Die Gemeindeverwaltung Tholey übt scharfe Kritik an den Resultaten einer aktuellen Untersuchung des Instituts der deutschen Wirtschaft. Die Bewertungsmethodik des sogenannten IW-Gemeindechecks zeichne ein falsches Bild der Versorgungssituation in ländlichen Regionen, insbesondere in Tholey selbst.
Andreas Maldener, Bürgermeister der Gemeinde, bemängelt die Vorgehensweise der Studie. Die angewandten Bewertungskriterien und Erreichbarkeitsstandards orientierten sich an städtischen Ballungsgebieten und benachteiligten systematisch ländliche Flächengemeinden. „Wer ländliche Gemeinden mit den Maßstäben von städtischen Räumen misst und Nähe zu diesen als maßgeblich ansieht, kommt zwangsläufig zu solchen verzerrten Ergebnissen“, erklärt Bürgermeister Andreas Maldener.
Die Bewertungskriterien konzentrierten sich auf kurze Wege, hohe Infrastrukturdichte und die direkte Nähe zu überregionalen Verkehrsverbindungen. Diese Anforderungen könnten Gemeinden in Ballungsräumen leichter erfüllen als ländliche Regionen. Die geografische Struktur Tholeys mit 57 Quadratkilometern Fläche und neun verteilten Ortsteilen finde dabei keine angemessene Berücksichtigung. Im Vergleich zu kompakteren Nachbargemeinden wie Oberthal (23 km²) oder Marpingen (39 km²) müsse Tholey seine Infrastruktur über größere Distanzen verteilen. „Wir versorgen nicht einen kompakten Ortskern, sondern neun eigenständige Ortsteile mit unterschiedlichen Bedürfnissen“, betont Bürgermeister Andreas Maldener.
Die Verwaltung verweist auf die umfangreiche Versorgungsinfrastruktur der Gemeinde. Diese umfasst fünf Hausarztpraxen, mehrere Facharztpraxen, vier klassische Nahversorger, zwei digitale Supermärkte und einen zusätzlichen lokalen Nahversorger. Für die Mobilität sorgen ein ehrenamtlich betriebener Bürgerbus sowie eine Schnellbusverbindung nach Saarbrücken. Bei der Kinderbetreuung stehen vier gemeindeeigene und zwei weitere Kindertagesstätten zur Verfügung. Zwei Grundschulen bieten freiwillige Ganztagsbetreuung an.
Das ehrenamtliche Engagement der Bürger hebt der Bürgermeister besonders hervor. Vereine, Feuerwehren, soziale Initiativen und kulturelle Angebote würden durch den freiwilligen Einsatz der Einwohner ermöglicht. Überregionale Anziehungspunkte wie das Erlebnisbad Schaumberg mit 240.000 Gästen im vergangenen Jahr, die Abtei Tholey mit den Fenstern von Gerhard Richter und der Schaumberg als Landmarke ergänzten das Angebot. „Gerade der Zusammenhalt und das ehrenamtliche Engagement sind eine der größten Stärken unserer Gemeinde“, betont Bürgermeister Andreas Maldener.

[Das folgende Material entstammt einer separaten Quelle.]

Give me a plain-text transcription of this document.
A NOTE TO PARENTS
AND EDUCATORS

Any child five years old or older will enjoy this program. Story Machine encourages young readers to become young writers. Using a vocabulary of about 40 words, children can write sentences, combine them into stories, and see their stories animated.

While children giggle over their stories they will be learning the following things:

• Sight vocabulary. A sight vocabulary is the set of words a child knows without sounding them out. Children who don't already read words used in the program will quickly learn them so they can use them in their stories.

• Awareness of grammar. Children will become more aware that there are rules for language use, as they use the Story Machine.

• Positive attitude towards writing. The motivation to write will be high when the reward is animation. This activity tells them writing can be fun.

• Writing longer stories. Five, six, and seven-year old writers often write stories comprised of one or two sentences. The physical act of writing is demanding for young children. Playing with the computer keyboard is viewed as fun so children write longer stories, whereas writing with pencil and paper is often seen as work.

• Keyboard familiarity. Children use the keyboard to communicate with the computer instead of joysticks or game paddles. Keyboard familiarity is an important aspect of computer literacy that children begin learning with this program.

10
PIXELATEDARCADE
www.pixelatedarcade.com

Als Beleg für die wirtschaftliche Attraktivität führt die Gemeinde die kürzliche Ansiedlung der FRICKE-Gruppe im Industrie- und Gewerbegebiet BAB 1 an. Diese Investition zeige, dass Unternehmen die Vorteile ländlicher Standorte erkennten. Die Studie messe zudem nur innerhalb der Gemeindegrenzen, während die Bewohner im ländlichen Raum auch Angebote in benachbarten Orten wie der Kreisstadt St. Wendel nutzten. „Unsere Bürgerinnen und Bürger erwarten keine U-Bahn im Fünf-Minuten-Takt vor der Haustür. Entscheidend ist vielmehr, ob Versorgung im Alltag funktioniert – und das tut sie in Tholey“, so Bürgermeister Andreas Maldener weiter.

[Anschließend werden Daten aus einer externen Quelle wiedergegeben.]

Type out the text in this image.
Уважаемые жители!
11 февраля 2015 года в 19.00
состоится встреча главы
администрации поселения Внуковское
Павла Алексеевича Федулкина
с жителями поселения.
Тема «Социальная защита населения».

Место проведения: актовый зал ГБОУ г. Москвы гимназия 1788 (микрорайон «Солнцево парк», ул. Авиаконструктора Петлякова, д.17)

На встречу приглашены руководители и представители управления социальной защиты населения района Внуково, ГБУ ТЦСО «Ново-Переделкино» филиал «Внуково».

Maldener warnt vor den gesellschaftlichen Auswirkungen negativer Rankings. Die einseitige Darstellung ländlicher Räume als rückständig könne Frustration fördern und das Vertrauen in demokratische Institutionen schwächen. „Wer den Menschen im ländlichen Raum ständig vermittelt, sie lebten angeblich in den schlechtesten Gemeinden Deutschlands, obwohl ihr Alltag funktioniert und ihre Heimat lebenswert ist, stärkt am Ende vor allem antidemokratische Kräfte“, warnt Bürgermeister Andreas Maldener. Trotz bestehender Herausforderungen beim Mobilfunkausbau und der Glasfaserversorgung lehne die Gemeinde pauschale Negativbewertungen ab, die die tatsächlichen Stärken und die hohe Lebensqualität ausblendeten.